«Nous t’avions, dit celui-ci, envoyé par un messager la nouvelle de notre malheureuse position et, instruits de ton approche, comptions sur ton secours. Quand notre messager revint nous annoncer que tu retournais à Dara, pour y prendre des renforts, et qu’il nous eût raconté en même temps avoir laissé Madibbo opérant dans ton voisinage et prêt à t’attaquer, nous perdîmes courage. Nous n’avions presque plus de vivres et il nous était impossible de nous en procurer d’autres; nous prîmes la résolution d’échapper par la fuite à notre déplorable situation.»
«Eh bien, répondis-je, où sont les chameaux, les munitions et le matériel de guerre, où sont les marchands, qui s’étaient placés sous votre protection? Vous étiez des centaines et maintenant vous voilà quinze à peine.»
«Les munitions et le matériel étaient chargés sur 16 chameaux, avec lesquels, accompagnés des marchands, nous quittâmes le camp, répliqua rapidement Mansour effendi; nous les avons perdus en route.»
«Perdus! Comment des chameaux lourdement chargés peuvent-ils se perdre au milieu d’une troupe de cavaliers et de fantassins? Il est plus probable que les animaux et leur escorte marchaient trop lentement à votre gré, et que vous avez pris les devants pour vous mettre d’abord en sûreté?»
Mansour se tut obstinément; je demandai à Ismaïn de parler.
«Il y a aujourd’hui trois jours que nous avons quitté notre camp,» répondit-il.
«Trois jours! et vous voudriez que la colonne de munitions ne fut pas restée en route! Le camp est au moins à sept journées de marche d’ici! Ismaïn, continuai-je, dis-moi exactement où et quand tu as abandonné tes hommes. Tu es fonctionnaire civil et ce n’est que sur mon ordre que tu t’es joint à l’expédition, tu n’as rien à craindre de moi.»
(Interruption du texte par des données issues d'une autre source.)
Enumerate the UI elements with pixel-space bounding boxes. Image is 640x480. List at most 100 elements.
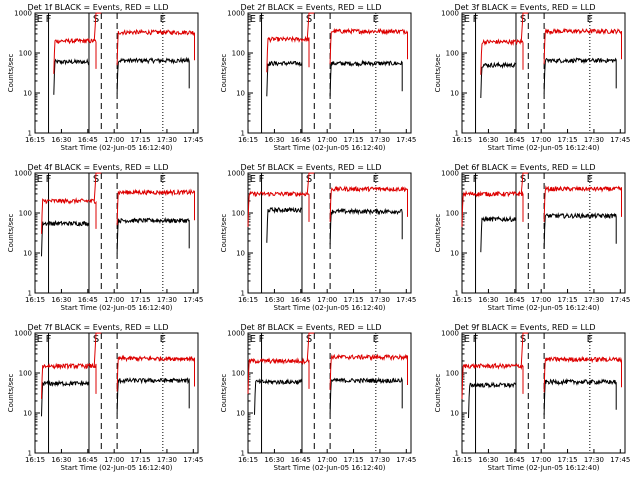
y-tick-label: 1: [455, 450, 459, 458]
x-axis-label: Start Time (02-Jun-05 16:12:40): [61, 144, 173, 152]
series-events-trace: [266, 60, 303, 97]
x-tick-label: 16:45: [291, 296, 311, 304]
y-tick-label: 1: [28, 130, 32, 138]
marker-E: E: [250, 174, 256, 185]
x-tick-label: 17:15: [130, 296, 150, 304]
panel-det-3: Det 3f BLACK = Events, RED = LLD 1 10 100 10…: [434, 3, 630, 152]
y-tick-label: 100: [19, 210, 32, 218]
series-lld-trace: [116, 188, 195, 226]
y-tick-label: 1: [241, 450, 245, 458]
series-lld-trace: [266, 35, 310, 73]
y-tick-label: 100: [446, 210, 459, 218]
y-axis-label: Counts/sec: [220, 214, 228, 253]
panel-det-7: Det 7f BLACK = Events, RED = LLD 1 10 100 10…: [7, 323, 203, 472]
x-tick-label: 16:30: [264, 456, 284, 464]
series-lld-trace: [543, 185, 622, 222]
x-tick-label: 16:30: [264, 296, 284, 304]
x-tick-label: 17:45: [396, 136, 416, 144]
series-lld-trace: [41, 197, 97, 234]
x-tick-label: 16:45: [505, 136, 525, 144]
x-tick-label: 16:15: [238, 456, 258, 464]
y-tick-label: 10: [236, 90, 245, 98]
marker-E: E: [160, 14, 166, 25]
series-events-trace: [329, 207, 403, 245]
x-tick-label: 16:45: [291, 456, 311, 464]
series-lld-spike: [93, 332, 102, 366]
x-tick-label: 16:45: [291, 136, 311, 144]
series-lld-spike: [520, 12, 529, 42]
panel-title: Det 6f BLACK = Events, RED = LLD: [454, 163, 595, 172]
panel-title: Det 2f BLACK = Events, RED = LLD: [240, 3, 381, 12]
y-tick-label: 100: [232, 370, 245, 378]
x-tick-label: 17:00: [104, 136, 124, 144]
x-tick-label: 16:30: [478, 456, 498, 464]
marker-F: F: [259, 334, 265, 345]
y-tick-label: 1000: [441, 170, 459, 178]
series-lld-trace: [329, 27, 408, 65]
y-tick-label: 1: [28, 450, 32, 458]
x-tick-label: 17:15: [343, 456, 363, 464]
series-events-trace: [53, 58, 90, 95]
marker-F: F: [46, 14, 52, 25]
y-tick-label: 10: [23, 90, 32, 98]
y-tick-label: 10: [450, 90, 459, 98]
y-axis-label: Counts/sec: [7, 214, 15, 253]
marker-E: E: [37, 334, 43, 345]
x-tick-label: 17:45: [396, 456, 416, 464]
x-tick-label: 16:15: [452, 456, 472, 464]
marker-F: F: [259, 174, 265, 185]
plot-frame: [247, 12, 412, 134]
x-tick-label: 17:45: [610, 296, 630, 304]
x-tick-label: 17:00: [104, 456, 124, 464]
series-events-trace: [254, 378, 303, 415]
x-tick-label: 17:15: [130, 456, 150, 464]
series-events-trace: [266, 206, 303, 243]
series-lld-trace: [329, 353, 408, 391]
series-lld-trace: [116, 28, 195, 66]
x-tick-label: 17:30: [370, 296, 390, 304]
marker-E: E: [37, 174, 43, 185]
series-events-trace: [41, 379, 90, 417]
series-events-trace: [329, 59, 403, 97]
x-tick-label: 16:30: [264, 136, 284, 144]
series-lld-spike: [93, 12, 102, 41]
panel-title: Det 7f BLACK = Events, RED = LLD: [27, 323, 168, 332]
series-events-trace: [480, 61, 517, 99]
x-tick-label: 17:30: [584, 296, 604, 304]
series-lld-spike: [306, 12, 315, 40]
series-events-trace: [468, 381, 517, 419]
panel-det-8: Det 8f BLACK = Events, RED = LLD 1 10 100 10…: [220, 323, 416, 472]
x-tick-label: 17:15: [557, 456, 577, 464]
series-lld-trace: [480, 38, 524, 75]
x-tick-label: 17:45: [183, 456, 203, 464]
marker-E: E: [37, 14, 43, 25]
y-tick-label: 10: [23, 250, 32, 258]
series-lld-trace: [461, 190, 524, 227]
x-axis-label: Start Time (02-Jun-05 16:12:40): [488, 464, 600, 472]
series-lld-trace: [53, 37, 97, 74]
marker-E: E: [373, 334, 379, 345]
x-tick-label: 17:15: [343, 296, 363, 304]
marker-E: E: [464, 14, 470, 25]
panel-title: Det 4f BLACK = Events, RED = LLD: [27, 163, 168, 172]
y-tick-label: 1000: [227, 330, 245, 338]
y-tick-label: 100: [446, 50, 459, 58]
y-tick-label: 1000: [14, 170, 32, 178]
x-tick-label: 17:00: [531, 136, 551, 144]
x-axis-label: Start Time (02-Jun-05 16:12:40): [61, 464, 173, 472]
y-tick-label: 10: [450, 250, 459, 258]
marker-E: E: [250, 334, 256, 345]
x-tick-label: 17:45: [610, 136, 630, 144]
x-tick-label: 17:15: [557, 136, 577, 144]
series-lld-trace: [247, 190, 310, 227]
x-tick-label: 17:30: [157, 136, 177, 144]
series-lld-trace: [247, 357, 310, 394]
plot-frame: [247, 172, 412, 294]
x-axis-label: Start Time (02-Jun-05 16:12:40): [274, 144, 386, 152]
panel-title: Det 5f BLACK = Events, RED = LLD: [240, 163, 381, 172]
x-tick-label: 17:15: [557, 296, 577, 304]
y-tick-label: 1: [241, 290, 245, 298]
x-tick-label: 17:00: [531, 456, 551, 464]
series-events-trace: [116, 56, 190, 94]
marker-F: F: [259, 14, 265, 25]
«Seigneur, dit-il reprenant courage, lorsqu’arriva la nouvelle que nous devions attendre ton retour de Dara, nous tînmes conseil entre nous et, comme il ne nous restait que très peu de provisions, la majorité résolut d’abandonner la position. Mansour effendi, notre chef, donna l’ordre de partir trois heures après le coucher du soleil. Les chameaux furent chargés et nous quittâmes le camp; les marchands, avec leurs femmes et leurs enfants, s’étaient joints à nous. Nous faisions beaucoup de bruit et pouvions ainsi attirer sur nous l’attention de l’ennemi. Mansour effendi m’appela auprès de lui et donna à Ali Agha Djoma, qui accompagnait le convoi de munitions avec environ 50 hommes, l’ordre de nous suivre; nous prîmes les devants. Au lever du jour, nous attendîmes; Abd er Rasoul Agha arriva seul et nous raconta qu’il s’était séparé de la caravane, pendant la nuit. Maître, il n’y a pas de cœur exempt de crainte. Le Seigneur tout-puissant et miséricordieux, qui nous a sauvés, sauvera aussi nos frères! Nous continuâmes à marcher sans arrêt. Je fais appel à ton indulgence; songe que mes frères et mes serviteurs sont tombés dans le combat et que j’ai femme et enfants.»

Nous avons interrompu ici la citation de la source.